Novelty of 3D printing
3D printing is the sophisticated technique in which physical objects are created from a successive and multi-layered process that takes shape from sculptural designs on a computer. Its efficiency is as such that production capabilities are enhanced through a revolution in the creative process, as prototypes are able to be conceived more rapidly. In serving a host of advanced functions at a fast pace, it allows for much innovation and experimentation, particularly in the field of producing works that delineate between the realms of art and design. Any object produced assumes the aspect of known physicality, in turn accentuating the stimulative and sensorial potential in making completely novel works of art, as artists and designers will have free reign to realize creations as diverse as possible.
The times in which one would note a product to be considered artistic on the basis of a handmade history and of a particular cultural tradition have been altered since the advent of artisanal machinery. Ideas of creativity and interaction present in digital technologies are often purported to lack any semblance of craftsmanship.

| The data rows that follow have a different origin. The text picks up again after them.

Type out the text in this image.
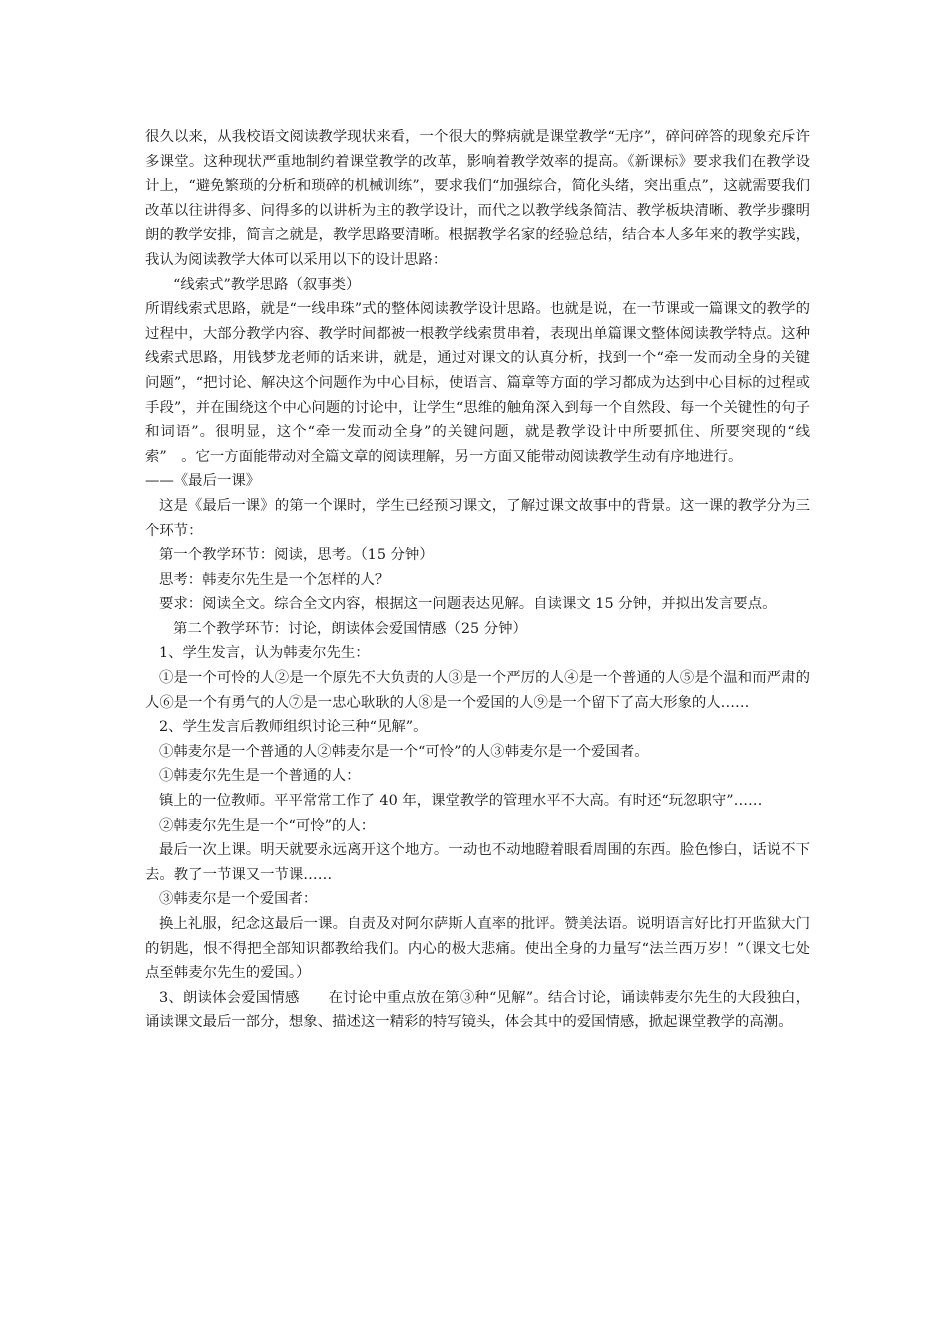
很久以来，从我校语文阅读教学现状来看，一个很大的弊病就是课堂教学“无序”，碎问碎答的现象充斥许多课堂。这种现状严重地制约着课堂教学的改革，影响着教学效率的提高。《新课标》要求我们在教学设计上，“避免繁琐的分析和琐碎的机械训练”，要求我们“加强综合，简化头绪，突出重点”，这就需要我们改革以往讲得多、问得多的以讲析为主的教学设计，而代之以教学线条简洁、教学板块清晰、教学步骤明朗的教学安排，简言之就是，教学思路要清晰。根据教学名家的经验总结，结合本人多年来的教学实践，我认为阅读教学大体可以采用以下的设计思路：

“线索式”教学思路（叙事类）

所谓线索式思路，就是“一线串珠”式的整体阅读教学设计思路。也就是说，在一节课或一篇课文的教学的过程中，大部分教学内容、教学时间都被一根教学线索贯串着，表现出单篇课文整体阅读教学特点。这种线索式思路，用钱梦龙老师的话来讲，就是，通过对课文的认真分析，找到一个“牵一发而动全身的关键问题”，“把讨论、解决这个问题作为中心目标，使语言、篇章等方面的学习都成为达到中心目标的过程或手段”，并在围绕这个中心问题的讨论中，让学生“思维的触角深入到每一个自然段、每一个关键性的句子和词语”。很明显，这个“牵一发而动全身”的关键问题，就是教学设计中所要抓住、所要突现的“线索”　。它一方面能带动对全篇文章的阅读理解，另一方面又能带动阅读教学生动有序地进行。

——《最后一课》

这是《最后一课》的第一个课时，学生已经预习课文，了解过课文故事中的背景。这一课的教学分为三个环节：

第一个教学环节：阅读，思考。（15 分钟）

思考：韩麦尔先生是一个怎样的人？

要求：阅读全文。综合全文内容，根据这一问题表达见解。自读课文 15 分钟，并拟出发言要点。

第二个教学环节：讨论，朗读体会爱国情感（25 分钟）

1、学生发言，认为韩麦尔先生：

①是一个可怜的人②是一个原先不大负责的人③是一个严厉的人④是一个普通的人⑤是个温和而严肃的人⑥是一个有勇气的人⑦是一忠心耿耿的人⑧是一个爱国的人⑨是一个留下了高大形象的人……

2、学生发言后教师组织讨论三种“见解”。

①韩麦尔是一个普通的人②韩麦尔是一个“可怜”的人③韩麦尔是一个爱国者。

①韩麦尔先生是一个普通的人：

镇上的一位教师。平平常常工作了 40 年，课堂教学的管理水平不大高。有时还“玩忽职守”……

②韩麦尔先生是一个“可怜”的人：

最后一次上课。明天就要永远离开这个地方。一动也不动地瞪着眼看周围的东西。脸色惨白，话说不下去。教了一节课又一节课……

③韩麦尔是一个爱国者：

换上礼服，纪念这最后一课。自责及对阿尔萨斯人直率的批评。赞美法语。说明语言好比打开监狱大门的钥匙，恨不得把全部知识都教给我们。内心的极大悲痛。使出全身的力量写“法兰西万岁！”（课文七处点至韩麦尔先生的爱国。）

3、朗读体会爱国情感　　在讨论中重点放在第③种“见解”。结合讨论，诵读韩麦尔先生的大段独白，诵读课文最后一部分，想象、描述这一精彩的特写镜头，体会其中的爱国情感，掀起课堂教学的高潮。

In what ways could technology be taken to be as the next stage of creativity, akin to neural developments that aid in the development of consciousness through the interdependencies of innovation and progression? “Technology is your paintbrush”, Nissanga states, by which the creative individual or movement today may revolutionize previously accepted standards of what constitutes the romantic artist. “What you paint, produce and fabricate with it, along with the end message, is your work of art”. The conclusion communicated in turn may be as imbued with meaning as the process by which a painter may discover and realize a previously undefined quandary in the contributive agency of collective intelligence.